Dumfries & Galloway, Scotland
Dumfries and Galloway have had a turbulent and romantic past,
leading to their lasting memorial in literature. Annie Laurie, Walter Scott's
Redgauntlet, Buchan's 39 Steps all follow through this countryside.
On the Solway Firth the tide comes in faster than a galloping
horse (or faster than your car on the soft sand!), but the smugglers and pirates
of old are now long gone. Inland the wild desolate Glenkins is a land of jagged
hills, lochs and waterfalls.
Ruined castles and churches stand in memorial to both the turbulent
and the peaceful past. Today the land is peaceful and tranquil, with the native
Galloway cattle to be seen in the fields
There are regular car ferries leaving Stranraer for Northern
- Mull of Galloway
- The southern tip of Scotland. On a clear day you can see
Ireland and the isle of Man from this 210 foot high headland. There is a lighthouse
here, with steps down to a foghorn on the side of the cliff
- 16 miles south of Newton Stewart, Whithorn is one of the
oldest Christian centres in Britain. Founded by St Ninian, his shrine was
a place of pilgrimage. Robert Bruce, James IV and Mary Queen of Scotts all
made pilgrimages here, until they were make illegal in 1581. There are a host
of exhibits ranging from the 5th century Latinus Stone, early Christian graves,
a Viking house, the ruins of the 12th century Whithorn Abbey.
- Bruce's Stone
- In the hills twelve miles north east of Newton Stewart, a
boulder was placed here in 1929 to mark the spot that Robert Bruce defeated
a larger English army by rolling giant rocks down on them in the Battle of
Glentrool in 1327.
- Sandyhills/Rockcliffe/Kippford Coast Walk
- The National Trust for Scotland own the Jubilee Path that
wends between these villages on the Solway coast south west of Dumfries.
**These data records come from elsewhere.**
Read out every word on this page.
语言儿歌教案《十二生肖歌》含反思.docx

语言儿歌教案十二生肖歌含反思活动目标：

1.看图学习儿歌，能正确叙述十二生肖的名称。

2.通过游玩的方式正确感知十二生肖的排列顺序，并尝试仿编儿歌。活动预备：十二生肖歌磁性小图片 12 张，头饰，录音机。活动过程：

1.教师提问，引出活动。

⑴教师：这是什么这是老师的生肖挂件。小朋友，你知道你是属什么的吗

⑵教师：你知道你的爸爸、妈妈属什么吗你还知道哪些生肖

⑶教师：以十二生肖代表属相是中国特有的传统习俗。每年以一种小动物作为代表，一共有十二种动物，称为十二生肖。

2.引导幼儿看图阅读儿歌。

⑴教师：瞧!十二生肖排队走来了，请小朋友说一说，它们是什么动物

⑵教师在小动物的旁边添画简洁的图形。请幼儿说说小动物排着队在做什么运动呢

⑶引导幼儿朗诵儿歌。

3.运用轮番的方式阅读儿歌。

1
Sandyhill
and Rockcliffe are small Victorian bathing resorts, Kippford an old smuggling
village. There are wonderful views out to sea, and the path passes Mark of
Mote, a 100 foot high granite outcrop, with a Dark Age settlement on top.
- Caerlaverock Castle
- The ruins of the 13th century castle look out over the salt
marshes eight miles south of Dumfries. The castle was often besieged during
the border wars, but it took gunpowder and the Civil War to reduce it to ruins
in 1640. The salt marshes around it are the winter home of the entire Spitzbergen
population of Barnacle Geese, as well as many other birds
- Gretna Green
- Associated with instant marriages for those wanting to avoid
the delays that occurred in the English system. Greta Green was the first
village on the road north from England. The village blacksmith performed the
ceremony. An Act of Parliament in 1940 put an end to these easy marriages.